We will gather next on Wednesday night for the service of Tenebrae, a service that takes its name from the Latin word for darkness. It is a service of meditation and lament, with the reading from the psalms and scriptures; candles are slowly extinguished as we enter into darkness. I find this service to be a good antidote for marsh mellow bunnies, who have entered the stage way too early.

Maundy Thursday, will follow as we remember the last meal Jesus had with his disciples, in the breaking of the bread and the washing of feet. It begins with the Eucharist and foot washing and then a light supper will be eaten in the back of the sanctuary, before the altar and church are stripped and made empty for the next day. At the end of this service, the Night watch will begin and members of the congregation are invited to sit vigil in the chapel.

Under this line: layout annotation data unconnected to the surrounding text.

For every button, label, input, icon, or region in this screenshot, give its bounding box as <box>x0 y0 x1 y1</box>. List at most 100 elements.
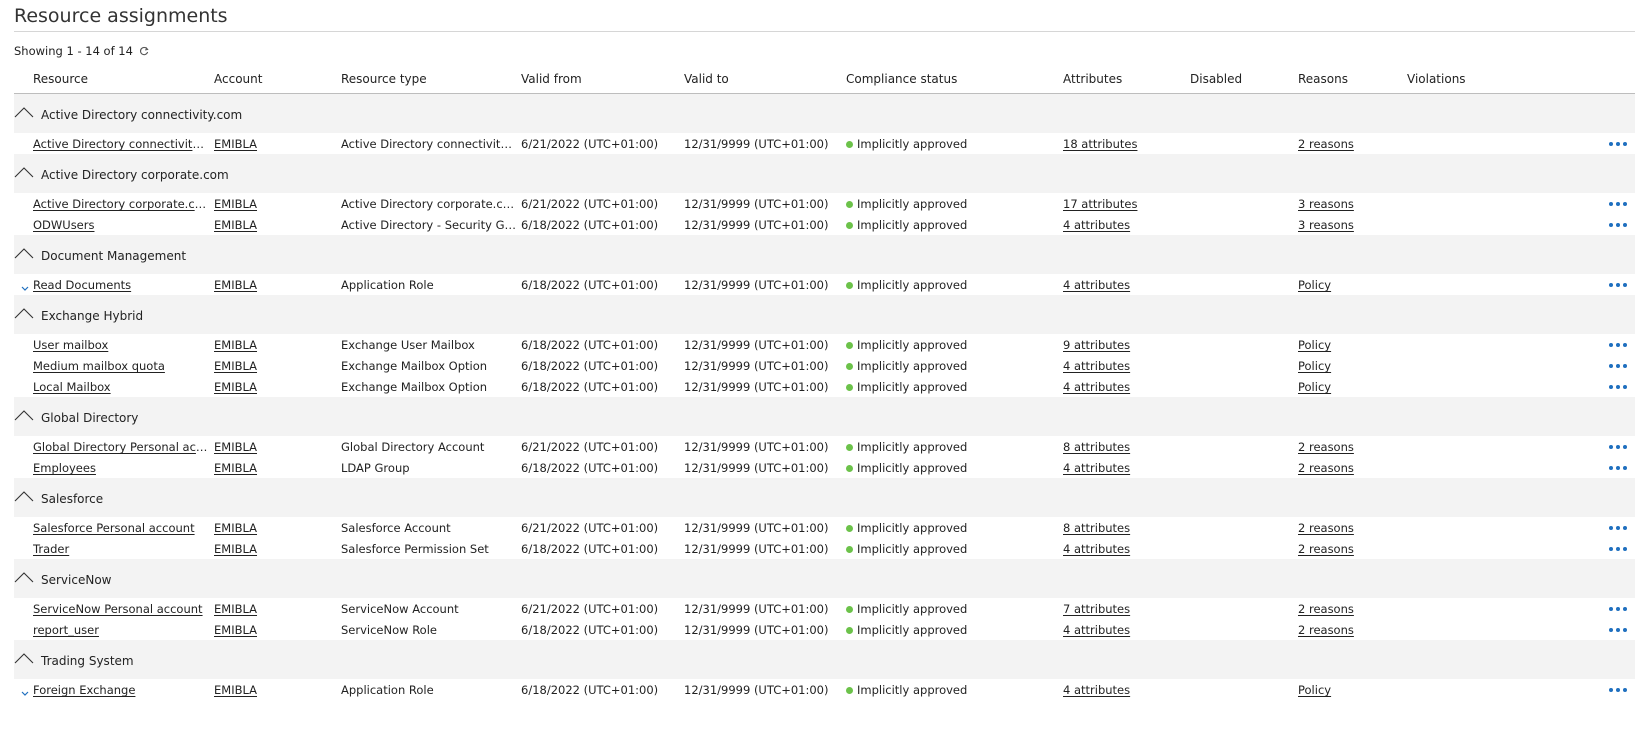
reasons-link[interactable]: Policy <box>1298 278 1331 292</box>
more-horizontal-icon[interactable] <box>1609 626 1627 634</box>
more-horizontal-icon[interactable] <box>1609 545 1627 553</box>
column-header-valid-to[interactable]: Valid to <box>684 72 729 86</box>
attributes-link[interactable]: 17 attributes <box>1063 197 1137 211</box>
column-header-violations[interactable]: Violations <box>1407 72 1466 86</box>
column-header-attributes[interactable]: Attributes <box>1063 72 1122 86</box>
chevron-up-icon[interactable] <box>14 164 34 178</box>
table-row[interactable]: report_user EMIBLA ServiceNow Role 6/18/202… <box>14 620 1635 640</box>
reasons-link[interactable]: Policy <box>1298 338 1331 352</box>
attributes-link[interactable]: 18 attributes <box>1063 137 1137 151</box>
account-link[interactable]: EMIBLA <box>214 359 257 373</box>
reasons-link[interactable]: 2 reasons <box>1298 521 1354 535</box>
chevron-up-icon[interactable] <box>14 245 34 259</box>
reasons-link[interactable]: 2 reasons <box>1298 542 1354 556</box>
account-link[interactable]: EMIBLA <box>214 197 257 211</box>
more-horizontal-icon[interactable] <box>1609 443 1627 451</box>
account-link[interactable]: EMIBLA <box>214 278 257 292</box>
table-row[interactable]: Read Documents EMIBLA Application Role 6/18… <box>14 275 1635 295</box>
attributes-link[interactable]: 4 attributes <box>1063 359 1130 373</box>
attributes-link[interactable]: 4 attributes <box>1063 683 1130 697</box>
attributes-link[interactable]: 7 attributes <box>1063 602 1130 616</box>
table-row[interactable]: Active Directory connectivity.com Person… <box>14 134 1635 154</box>
account-link[interactable]: EMIBLA <box>214 338 257 352</box>
table-row[interactable]: Trader EMIBLA Salesforce Permission Set 6/1… <box>14 539 1635 559</box>
column-header-compliance[interactable]: Compliance status <box>846 72 957 86</box>
resource-link[interactable]: Employees <box>33 461 96 475</box>
column-header-disabled[interactable]: Disabled <box>1190 72 1242 86</box>
chevron-up-icon[interactable] <box>14 305 34 319</box>
chevron-up-icon[interactable] <box>14 569 34 583</box>
table-row[interactable]: ServiceNow Personal account EMIBLA Service… <box>14 599 1635 619</box>
account-link[interactable]: EMIBLA <box>214 602 257 616</box>
more-horizontal-icon[interactable] <box>1609 200 1627 208</box>
resource-link[interactable]: Active Directory connectivity.com Person… <box>33 137 209 151</box>
more-horizontal-icon[interactable] <box>1609 524 1627 532</box>
account-link[interactable]: EMIBLA <box>214 380 257 394</box>
column-header-reasons[interactable]: Reasons <box>1298 72 1348 86</box>
resource-link[interactable]: Read Documents <box>33 278 131 292</box>
attributes-link[interactable]: 4 attributes <box>1063 542 1130 556</box>
resource-link[interactable]: User mailbox <box>33 338 108 352</box>
account-link[interactable]: EMIBLA <box>214 623 257 637</box>
account-link[interactable]: EMIBLA <box>214 440 257 454</box>
reasons-link[interactable]: 3 reasons <box>1298 197 1354 211</box>
resource-link[interactable]: Local Mailbox <box>33 380 111 394</box>
reasons-link[interactable]: 2 reasons <box>1298 602 1354 616</box>
resource-link[interactable]: Active Directory corporate.com Personal … <box>33 197 209 211</box>
resource-link[interactable]: Trader <box>33 542 69 556</box>
table-row[interactable]: Medium mailbox quota EMIBLA Exchange Mailb… <box>14 356 1635 376</box>
reasons-link[interactable]: 3 reasons <box>1298 218 1354 232</box>
reasons-link[interactable]: 2 reasons <box>1298 440 1354 454</box>
reasons-link[interactable]: Policy <box>1298 380 1331 394</box>
table-row[interactable]: Foreign Exchange EMIBLA Application Role 6/… <box>14 680 1635 700</box>
reasons-link[interactable]: Policy <box>1298 359 1331 373</box>
attributes-link[interactable]: 4 attributes <box>1063 380 1130 394</box>
table-row[interactable]: User mailbox EMIBLA Exchange User Mailbox 6… <box>14 335 1635 355</box>
more-horizontal-icon[interactable] <box>1609 464 1627 472</box>
resource-link[interactable]: ServiceNow Personal account <box>33 602 203 616</box>
account-link[interactable]: EMIBLA <box>214 137 257 151</box>
attributes-link[interactable]: 9 attributes <box>1063 338 1130 352</box>
more-horizontal-icon[interactable] <box>1609 221 1627 229</box>
account-link[interactable]: EMIBLA <box>214 521 257 535</box>
column-header-account[interactable]: Account <box>214 72 262 86</box>
account-link[interactable]: EMIBLA <box>214 218 257 232</box>
reasons-link[interactable]: Policy <box>1298 683 1331 697</box>
resource-link[interactable]: Global Directory Personal account <box>33 440 209 454</box>
resource-link[interactable]: Salesforce Personal account <box>33 521 195 535</box>
attributes-link[interactable]: 4 attributes <box>1063 218 1130 232</box>
chevron-down-icon[interactable] <box>20 278 30 291</box>
table-row[interactable]: Employees EMIBLA LDAP Group 6/18/2022 (UTC+… <box>14 458 1635 478</box>
more-horizontal-icon[interactable] <box>1609 140 1627 148</box>
reasons-link[interactable]: 2 reasons <box>1298 623 1354 637</box>
table-row[interactable]: Local Mailbox EMIBLA Exchange Mailbox Opti… <box>14 377 1635 397</box>
more-horizontal-icon[interactable] <box>1609 281 1627 289</box>
resource-link[interactable]: report_user <box>33 623 99 637</box>
attributes-link[interactable]: 4 attributes <box>1063 278 1130 292</box>
more-horizontal-icon[interactable] <box>1609 341 1627 349</box>
refresh-icon[interactable] <box>138 45 150 57</box>
table-row[interactable]: ODWUsers EMIBLA Active Directory - Securit… <box>14 215 1635 235</box>
chevron-up-icon[interactable] <box>14 650 34 664</box>
more-horizontal-icon[interactable] <box>1609 605 1627 613</box>
chevron-up-icon[interactable] <box>14 488 34 502</box>
more-horizontal-icon[interactable] <box>1609 383 1627 391</box>
resource-link[interactable]: Foreign Exchange <box>33 683 135 697</box>
column-header-resource[interactable]: Resource <box>33 72 88 86</box>
attributes-link[interactable]: 4 attributes <box>1063 461 1130 475</box>
table-row[interactable]: Salesforce Personal account EMIBLA Salesfo… <box>14 518 1635 538</box>
more-horizontal-icon[interactable] <box>1609 362 1627 370</box>
resource-link[interactable]: Medium mailbox quota <box>33 359 165 373</box>
attributes-link[interactable]: 8 attributes <box>1063 440 1130 454</box>
table-row[interactable]: Global Directory Personal account EMIBLA G… <box>14 437 1635 457</box>
account-link[interactable]: EMIBLA <box>214 542 257 556</box>
reasons-link[interactable]: 2 reasons <box>1298 137 1354 151</box>
column-header-valid-from[interactable]: Valid from <box>521 72 582 86</box>
account-link[interactable]: EMIBLA <box>214 461 257 475</box>
chevron-up-icon[interactable] <box>14 104 34 118</box>
more-horizontal-icon[interactable] <box>1609 686 1627 694</box>
table-row[interactable]: Active Directory corporate.com Personal … <box>14 194 1635 214</box>
attributes-link[interactable]: 4 attributes <box>1063 623 1130 637</box>
attributes-link[interactable]: 8 attributes <box>1063 521 1130 535</box>
chevron-up-icon[interactable] <box>14 407 34 421</box>
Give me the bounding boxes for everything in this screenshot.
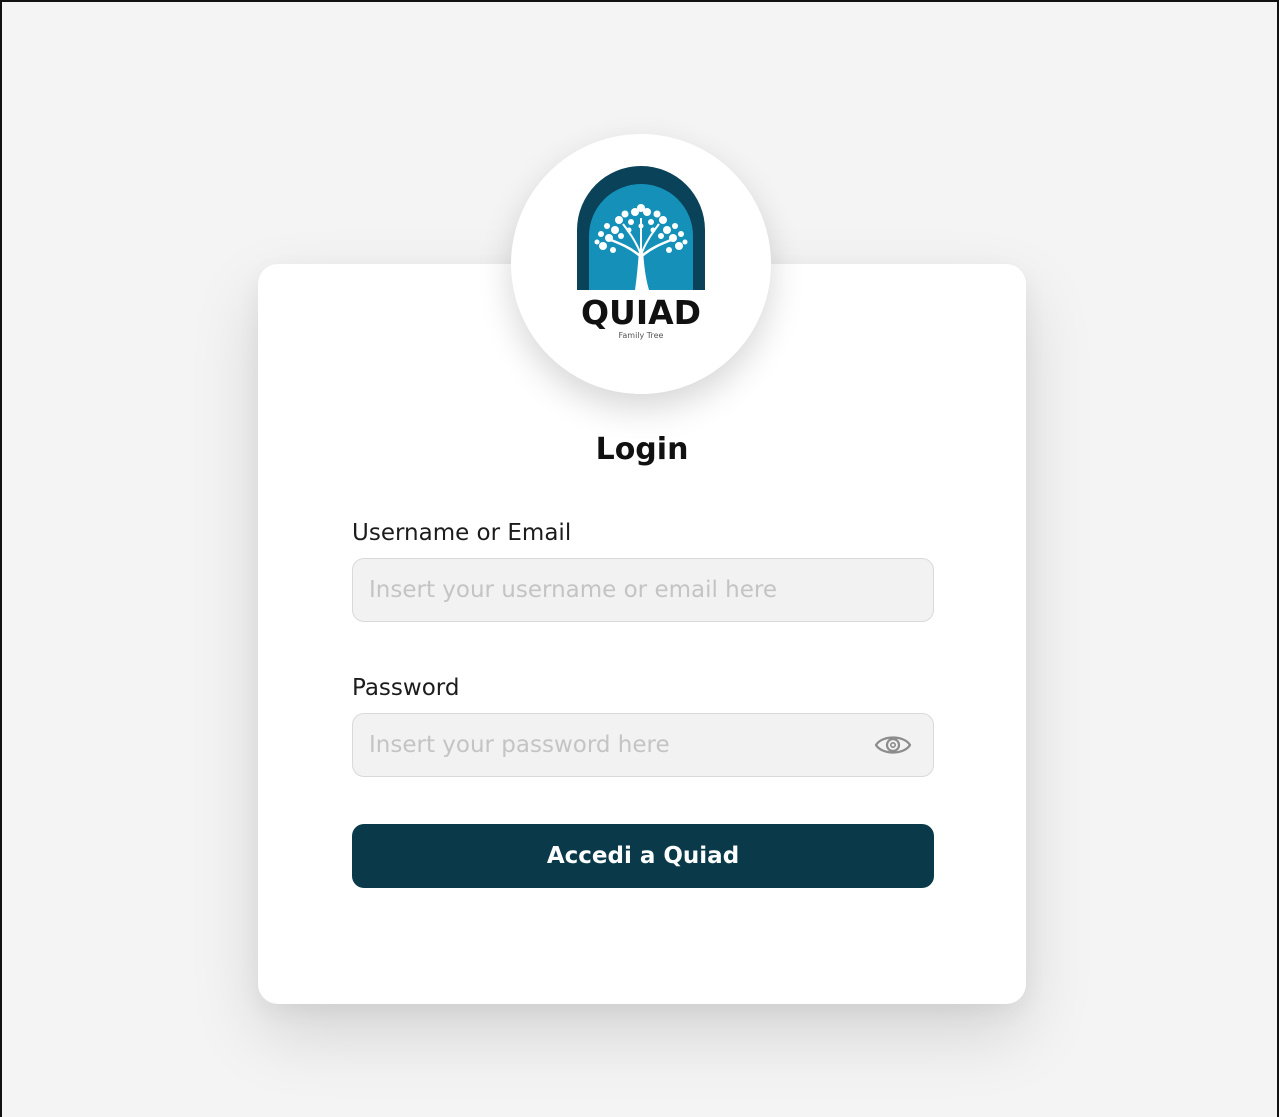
eye-icon: [874, 736, 912, 754]
username-field-wrapper: [352, 558, 934, 622]
quiad-logo: QUIAD Family Tree: [577, 166, 705, 340]
login-submit-button[interactable]: Accedi a Quiad: [352, 824, 934, 888]
brand-tagline: Family Tree: [619, 331, 664, 340]
page-title: Login: [595, 432, 689, 467]
username-label: Username or Email: [352, 520, 572, 546]
page-background: QUIAD Family Tree Login Username or Emai…: [0, 0, 1279, 1117]
brand-name: QUIAD: [581, 293, 701, 332]
username-input[interactable]: [353, 559, 933, 621]
password-field-wrapper: [352, 713, 934, 777]
password-input[interactable]: [353, 714, 933, 776]
toggle-password-visibility-button[interactable]: [873, 727, 913, 763]
password-label: Password: [352, 675, 460, 701]
logo-badge: QUIAD Family Tree: [511, 134, 771, 394]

On Good Friday we will gather in silence to pray and contemplate the crucifixion and death of Jesus. We pray for ourselves and for the world, from a place of emptiness. Good Friday is a place of unknowing. He who came to heal and save, who taught love and generosity, has been murdered.  We, who carry on the tradition of the disciple, also carry on the tradition of those who stood by as he was crucified and those who asked for him to die. Where is the Good News?

Easter Sunday will come and we will celebrate the end of the unknown. We will celebrate the resurrection of Jesus, the Christ. Love has triumphed over death. God walks with us through the darkness into the light of Easter morning!

Holy Week is one of the hallmarks of the Episcopal tradition. We walk through it each year to give ourselves courage for those times in our lives that might seem hopeless. Like a fire drill, we are familiar with where to turn in these times, because we have practiced. I look forward to being with you as we rehearse how to live.